Beware! This may be the most depressing blog that I have ever written, but it’s something that I’ve been thinking about lately in my over 50 state of mind. 

My husband gets almost every health newsletter on the market. He reads and believes every single thing in these various publications. I know they’re important and I have gleaned a lot of information from them, but one thing I do know, genetics plays a great big part in our longevity. 

Sure, how we embrace our bodies and our good health has a lot to do with prodding along and maybe extending that lifeline, but the reality is none of us have control over our expiration date.

One thing I know never to do – talk about the state of my health. No one really cares and I may be sharing my exuberance for all the healthy things that I did that day with someone that may not be in such great shape themselves, but doesn’t talk about it. 

It seems that every friend I have ever had who bragged about how healthy they were, are no longer here on this planet.
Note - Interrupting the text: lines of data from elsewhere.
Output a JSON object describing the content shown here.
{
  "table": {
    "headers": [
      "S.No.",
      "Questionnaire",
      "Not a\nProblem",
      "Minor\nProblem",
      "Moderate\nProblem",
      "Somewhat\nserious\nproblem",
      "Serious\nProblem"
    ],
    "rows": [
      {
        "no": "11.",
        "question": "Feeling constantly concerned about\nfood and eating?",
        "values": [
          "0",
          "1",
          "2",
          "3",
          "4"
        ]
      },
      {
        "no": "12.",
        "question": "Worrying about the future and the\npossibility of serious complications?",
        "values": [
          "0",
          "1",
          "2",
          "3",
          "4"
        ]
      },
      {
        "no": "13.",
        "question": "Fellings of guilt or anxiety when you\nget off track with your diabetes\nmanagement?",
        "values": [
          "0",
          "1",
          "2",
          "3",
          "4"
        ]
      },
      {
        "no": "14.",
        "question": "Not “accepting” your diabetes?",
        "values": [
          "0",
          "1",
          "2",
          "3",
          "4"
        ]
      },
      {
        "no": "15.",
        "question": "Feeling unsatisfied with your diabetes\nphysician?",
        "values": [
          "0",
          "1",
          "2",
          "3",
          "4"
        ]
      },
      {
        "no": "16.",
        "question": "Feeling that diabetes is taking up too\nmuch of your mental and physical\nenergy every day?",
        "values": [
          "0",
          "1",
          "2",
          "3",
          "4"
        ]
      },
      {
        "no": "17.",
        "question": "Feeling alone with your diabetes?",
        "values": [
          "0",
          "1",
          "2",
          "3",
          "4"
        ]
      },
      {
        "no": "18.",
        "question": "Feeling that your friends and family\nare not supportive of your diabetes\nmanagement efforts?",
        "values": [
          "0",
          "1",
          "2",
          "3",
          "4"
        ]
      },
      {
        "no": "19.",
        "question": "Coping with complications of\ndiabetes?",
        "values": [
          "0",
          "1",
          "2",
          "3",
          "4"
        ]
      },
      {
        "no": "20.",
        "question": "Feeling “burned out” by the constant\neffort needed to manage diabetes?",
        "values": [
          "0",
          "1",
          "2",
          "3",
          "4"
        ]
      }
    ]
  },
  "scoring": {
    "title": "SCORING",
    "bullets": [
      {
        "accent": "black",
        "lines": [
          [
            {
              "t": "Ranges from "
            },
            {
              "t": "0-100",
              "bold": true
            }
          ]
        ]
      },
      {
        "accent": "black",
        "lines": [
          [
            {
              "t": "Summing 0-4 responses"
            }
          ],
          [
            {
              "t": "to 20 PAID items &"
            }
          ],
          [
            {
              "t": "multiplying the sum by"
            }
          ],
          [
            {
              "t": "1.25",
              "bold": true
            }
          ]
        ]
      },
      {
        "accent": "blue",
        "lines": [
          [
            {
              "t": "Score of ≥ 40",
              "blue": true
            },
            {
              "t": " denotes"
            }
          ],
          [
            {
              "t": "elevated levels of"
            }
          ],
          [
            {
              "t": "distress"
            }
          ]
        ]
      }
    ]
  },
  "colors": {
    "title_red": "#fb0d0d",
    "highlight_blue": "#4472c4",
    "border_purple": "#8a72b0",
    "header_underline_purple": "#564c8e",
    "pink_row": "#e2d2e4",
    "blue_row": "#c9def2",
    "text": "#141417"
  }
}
I had a friend who whenever we met for lunch always bragged about how great her doctor check up was and what super health she was in. Well, a week after our last lunch she died of a stroke. 

Another constantly bragged about the amount of supplements he was taking, his healthy diet my hub and and I should follow and his love of tennis. Melanoma did him in.

I have several other examples I can talk about, but I think you kind a get the drift of my thoughts. If you have a trusted friend, or within your family circle that you want to share your exuberance with, hey, that’s OK. But don’t make it general conversation and part of your constant repertoire, because you may be tempting fate. 

Personally I don’t want to hear how many times a week you go to the gym or how many days you run a 5K or what diet I need to follow that is perfect to live into my hundreds. Just leave me alone. I think by this time I am able to manage balancing on my toes near the edge of this fragile cliff of life we over 50 folks find ourselves. I’ll figure it out on my own and hope my expiration date is well into the future. 

By the way, did you read a glass of wine everyday will extend your life? Oops!